Technically, it started yesterday, but within our state "testing window," districts set their own schedules. Knowing that Mondays often have lower attendance, Danville really starts today. Many other districts will do the same. Reading will be first on the schedule.
Do you remember hearing "It will take twenty years to know if reform worked?" It's twenty years, my friends.
Likewise, do you remember hearing "We're aiming for proficiency by 2012?" Joe Weston, along with Dowell Harmon and Diamond Pace and their classmates across the commonwealth, are that class of 2012, and we measure their reading skills today.

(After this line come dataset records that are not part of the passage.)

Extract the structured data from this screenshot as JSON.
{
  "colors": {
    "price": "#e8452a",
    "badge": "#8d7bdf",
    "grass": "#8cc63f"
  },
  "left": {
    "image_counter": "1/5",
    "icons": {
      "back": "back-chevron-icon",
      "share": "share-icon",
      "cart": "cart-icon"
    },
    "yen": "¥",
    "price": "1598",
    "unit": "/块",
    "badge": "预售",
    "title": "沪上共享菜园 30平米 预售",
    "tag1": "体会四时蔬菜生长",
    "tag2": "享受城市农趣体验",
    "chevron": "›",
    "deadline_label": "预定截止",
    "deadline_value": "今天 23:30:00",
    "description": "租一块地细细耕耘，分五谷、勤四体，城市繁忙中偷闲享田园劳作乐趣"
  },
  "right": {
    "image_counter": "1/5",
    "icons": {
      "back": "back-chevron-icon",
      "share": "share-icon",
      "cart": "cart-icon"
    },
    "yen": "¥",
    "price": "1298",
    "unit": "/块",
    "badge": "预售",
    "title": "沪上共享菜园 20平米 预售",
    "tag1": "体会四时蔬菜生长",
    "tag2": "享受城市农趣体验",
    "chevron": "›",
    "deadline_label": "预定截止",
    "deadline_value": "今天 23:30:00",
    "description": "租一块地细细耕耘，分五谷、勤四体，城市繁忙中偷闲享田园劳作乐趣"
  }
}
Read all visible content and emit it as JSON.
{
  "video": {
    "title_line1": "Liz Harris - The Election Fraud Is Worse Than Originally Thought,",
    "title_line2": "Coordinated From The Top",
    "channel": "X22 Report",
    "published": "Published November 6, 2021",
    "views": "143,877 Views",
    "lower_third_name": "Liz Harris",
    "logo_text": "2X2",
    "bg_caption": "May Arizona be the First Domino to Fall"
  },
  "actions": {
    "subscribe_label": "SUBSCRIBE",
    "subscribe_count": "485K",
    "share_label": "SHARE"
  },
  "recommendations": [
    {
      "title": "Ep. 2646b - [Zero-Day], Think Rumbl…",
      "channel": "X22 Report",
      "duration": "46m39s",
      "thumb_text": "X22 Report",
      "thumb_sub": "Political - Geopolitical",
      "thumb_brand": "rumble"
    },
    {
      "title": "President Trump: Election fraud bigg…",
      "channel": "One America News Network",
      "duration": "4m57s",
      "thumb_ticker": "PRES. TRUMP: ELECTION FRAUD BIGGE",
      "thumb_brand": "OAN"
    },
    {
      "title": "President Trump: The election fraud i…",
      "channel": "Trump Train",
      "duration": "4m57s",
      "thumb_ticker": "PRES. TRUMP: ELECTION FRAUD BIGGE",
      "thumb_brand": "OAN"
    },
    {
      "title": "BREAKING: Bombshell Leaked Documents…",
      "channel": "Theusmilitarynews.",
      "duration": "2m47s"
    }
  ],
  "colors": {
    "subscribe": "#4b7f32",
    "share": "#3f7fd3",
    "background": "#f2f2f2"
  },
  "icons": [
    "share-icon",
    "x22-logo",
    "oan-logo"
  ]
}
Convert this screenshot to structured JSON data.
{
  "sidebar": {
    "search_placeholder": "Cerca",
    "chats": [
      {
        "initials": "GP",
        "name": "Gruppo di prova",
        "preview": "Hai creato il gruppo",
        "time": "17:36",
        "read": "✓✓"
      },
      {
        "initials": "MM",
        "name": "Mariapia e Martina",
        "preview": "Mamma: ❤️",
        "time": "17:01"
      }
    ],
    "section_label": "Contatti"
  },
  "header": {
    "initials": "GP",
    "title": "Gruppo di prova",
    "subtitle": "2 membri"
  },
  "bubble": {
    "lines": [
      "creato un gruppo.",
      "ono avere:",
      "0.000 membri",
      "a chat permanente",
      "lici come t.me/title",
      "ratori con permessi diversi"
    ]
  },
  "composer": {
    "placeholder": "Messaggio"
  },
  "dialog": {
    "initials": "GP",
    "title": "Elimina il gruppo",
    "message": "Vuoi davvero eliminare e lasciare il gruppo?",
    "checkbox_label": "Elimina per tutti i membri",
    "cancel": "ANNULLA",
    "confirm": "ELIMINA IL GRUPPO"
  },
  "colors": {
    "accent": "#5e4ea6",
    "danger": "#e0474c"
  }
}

And, of course, we measure our two decades of work on their behalf, knowing we have made a difference, and knowing there is so much more still to do.
Update: Joe in shorts, backpack over his shoulder, has made his way into school, and the Boss has shown up to carry me through the emotional tide.
The highway's jammed with broken heroes on a last chance power drive
Everybody's out on the run tonight
but there's no place left to hide
Together Wendy we'll live with the sadness
I'll love you with all the madness in my soul
Someday girl I don't know when
we're gonna get to that place
Where we really want to go
and we'll walk in the sun
But till then tramps like us
baby we were born to run
This was an especially poignant post, Susan. Measuring institutional progress as it pertains to a real child--your Joe, no less--puts the stakes in high relief. It also reminds me not to get too complacent that one of my own children is class of 2020, despite the Prichard Committee's laudable Top 20 by 2020 initiative.